Die Pflanzengenomik hat einen langen Weg zurückgelegt, seit das Cold Spring Harbor Laboratory (CSHL) dabei geholfen hat, das erste Pflanzengenom zu sequenzieren. Aber die Entwicklung der perfekten Ernte ist in vielerlei Hinsicht immer noch ein Glücksspiel. Die gleiche DNA-Mutation in zwei verschiedenen Pflanzen führt nicht immer zu den gewünschten Pflanzenmerkmalen. Die Frage ist, warum nicht? CSHL-Pflanzenbiologen haben gerade einen Grund gefunden.
CSHL-Professor und HHMI-Forscher Zachary Lippman und sein Team entdeckten, dass Tomaten- und Arabidopsis thaliana-Pflanzen sehr unterschiedliche Regulierungssysteme verwenden können, um genau dasselbe Gen zu steuern. Unglaublicherweise brachten sie dieses Verhalten mit extremen genetischen Veränderungen in Verbindung, die im Laufe der 125 Millionen Jahre andauernden Evolution stattfanden.
Die Wissenschaftler nutzten die Bearbeitung des Genoms, um über 70 mutierte Stämme von Tomaten- und Arabidopsis thaliana-Pflanzen zu erzeugen. Bei jeder Mutation wurde ein Teil der regulatorischen DNA um ein als CLV3 bekanntes Gen gelöscht. Anschließend analysierten sie die Auswirkungen jeder Mutation auf das Pflanzenwachstum und die Pflanzenentwicklung. Als die DNA, die CLV3 in Schach hielt, zu stark mutiert war, explodierte das Fruchtwachstum. Sie veröffentlichten ihre Ergebnisse in PLoS-Genetik.

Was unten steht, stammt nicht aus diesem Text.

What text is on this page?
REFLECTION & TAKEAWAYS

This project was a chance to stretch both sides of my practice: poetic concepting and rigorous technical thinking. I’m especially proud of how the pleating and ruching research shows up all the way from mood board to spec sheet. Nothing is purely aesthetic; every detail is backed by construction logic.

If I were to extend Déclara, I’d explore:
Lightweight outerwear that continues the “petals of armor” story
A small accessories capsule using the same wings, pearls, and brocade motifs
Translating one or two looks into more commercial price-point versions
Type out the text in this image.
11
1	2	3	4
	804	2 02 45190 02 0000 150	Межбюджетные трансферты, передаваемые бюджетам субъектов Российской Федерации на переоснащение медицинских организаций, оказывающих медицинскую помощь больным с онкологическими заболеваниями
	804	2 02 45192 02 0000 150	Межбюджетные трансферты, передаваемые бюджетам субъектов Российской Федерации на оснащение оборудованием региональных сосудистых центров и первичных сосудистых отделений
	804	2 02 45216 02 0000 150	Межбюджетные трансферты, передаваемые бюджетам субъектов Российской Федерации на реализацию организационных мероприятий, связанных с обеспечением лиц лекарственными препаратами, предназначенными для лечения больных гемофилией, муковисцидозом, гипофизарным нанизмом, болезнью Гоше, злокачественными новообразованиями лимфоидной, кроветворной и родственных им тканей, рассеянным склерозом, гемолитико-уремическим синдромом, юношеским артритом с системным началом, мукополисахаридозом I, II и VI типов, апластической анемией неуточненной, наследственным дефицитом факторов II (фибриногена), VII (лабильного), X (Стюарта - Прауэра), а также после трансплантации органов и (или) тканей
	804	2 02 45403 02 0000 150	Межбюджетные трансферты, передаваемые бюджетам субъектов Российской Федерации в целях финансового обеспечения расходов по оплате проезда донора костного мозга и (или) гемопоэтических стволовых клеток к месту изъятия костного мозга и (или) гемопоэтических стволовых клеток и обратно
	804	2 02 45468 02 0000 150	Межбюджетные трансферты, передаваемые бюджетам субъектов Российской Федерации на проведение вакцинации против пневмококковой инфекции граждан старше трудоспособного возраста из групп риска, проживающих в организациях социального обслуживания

Danielle Ciren, eine Absolventin der CSHL School of Biological Sciences, die diese Studie leitete, erklärt: „CLV3 hilft Pflanzen, sich normal zu entwickeln. Wenn es nicht genau zum richtigen Zeitpunkt aktiviert würde, würden die Pflanzen ganz anders aussehen. Alle Früchte.“ wäre riesig und nicht ideal. Man muss Wachstum und Ertrag in Einklang bringen. Wenn eine Pflanze riesige Tomaten hat, aber nur zwei, ist das dann genauso vorteilhaft wie ein geringerer Ertrag? Es gibt keine einfache Lösung. Man opfert immer etwas, wenn man es versucht um etwas zu verbessern.“
Bei Tomaten wirkten sich technische Mutationen am Anfang, aber nicht am Ende des CLV3-Gens dramatisch auf die Fruchtgröße aus. Bei Arabidopsis mussten Bereiche um beide Teile des Gens zerstört werden. Dies deutet darauf hin, dass in den letzten 125 Millionen Jahren etwas passiert ist, das dazu geführt hat, dass sich die Pflanzen anders entwickelt haben. Was genau passiert ist, bleibt ein Rätsel.
„Man kann nicht zum gemeinsamen Vorfahren zurückkehren, weil sie nicht mehr existieren. Daher ist es schwer zu sagen, wie der ursprüngliche Zustand war und wie die Dinge durcheinander gekommen sind“, sagt Ciren. „Die einfachste Erklärung ist, dass ein regulatorisches Element in gewisser Weise erhalten bleibt und auf subtile Weise verändert wurde. Das ist etwas unerwartet.“
Sicher ist, dass die genetische Regulierung zwischen den Pflanzenarten nicht einheitlich ist. Die Aufdeckung dieser genetischen Unterschiede könnte dazu beitragen, die Gentechnik von Nutzpflanzen vorhersehbarer zu machen. Und das wäre ein großer Gewinn nicht nur für die Wissenschaft, sondern auch für Landwirte und Pflanzenzüchter auf der ganzen Welt.